Aims Errors involving chemotherapy and vascular access management (VAM) may cause serious patient harm. Dose error reduction software (DERS) safety limits are installed on all intravenous infusion devices, however average DERS compliance within the haematology/oncology profile was 8.5% lower than other adult areas within the hospital. To improve DERS and VAM compliance, a clinical review was undertaken.
Methods A multidisciplinary working group of pharmacists, nurses and doctors with vendor representation was established to review medication entries in the DERS and coordinate an electronic survey assessing clinicians’ satisfaction with the current profiles. Survey Monkey was used to collect responses and tabulate data. DERS compliance was measured using vendor supplied Continuous Quality Improvement Software. A prospective observational audit was conducted to review VAM and compliance of running infusions with the corresponding prescription and organisational guidelines.
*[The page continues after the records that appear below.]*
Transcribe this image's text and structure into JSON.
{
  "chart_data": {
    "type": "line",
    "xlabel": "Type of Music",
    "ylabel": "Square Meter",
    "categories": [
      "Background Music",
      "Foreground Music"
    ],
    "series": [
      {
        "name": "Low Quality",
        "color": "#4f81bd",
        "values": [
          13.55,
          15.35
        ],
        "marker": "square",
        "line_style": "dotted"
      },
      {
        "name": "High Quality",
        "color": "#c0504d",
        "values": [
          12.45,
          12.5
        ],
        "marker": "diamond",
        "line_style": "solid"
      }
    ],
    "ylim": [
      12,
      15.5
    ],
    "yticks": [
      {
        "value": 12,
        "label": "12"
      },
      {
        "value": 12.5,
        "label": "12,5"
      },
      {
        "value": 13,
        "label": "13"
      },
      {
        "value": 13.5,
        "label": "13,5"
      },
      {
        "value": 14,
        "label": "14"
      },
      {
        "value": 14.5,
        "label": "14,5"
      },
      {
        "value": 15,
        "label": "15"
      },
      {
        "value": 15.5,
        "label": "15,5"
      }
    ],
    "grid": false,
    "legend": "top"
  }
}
Results The working group made changes to 71 drugs, predominantly to realign with updated practice recommendations and reduce nuisance alerts. The group reviewed 150 patients with 59 infusions running via 57 infusion pumps during the audit. Most pumps (56, 98.2%) were in the correct profile with 44 of 46 DERS infusions (95.7%) reflecting the hanging bag. One hundred vascular access devices were observed with use of the preferred insertion site exceeding national benchmarking data, however 83% did not comply with local labelling requirements. Over the audit period, average compliance with DERS increased from 77.9% to 85.6%, p=0.157. Fifty eight staff responded across both surveys with the very satisfied rating increasing from 13.3% to 57.1%, P<0.005.
Conclusion A review group to improve the haematology/oncology DERS profile was successful in improving compliance. There was good compliance for vascular access insertion sites; however improvement in site and line labelling is required. Infusions running outside of DERS have been addressed by amendment of the DERS profile and feedback to clinical areas.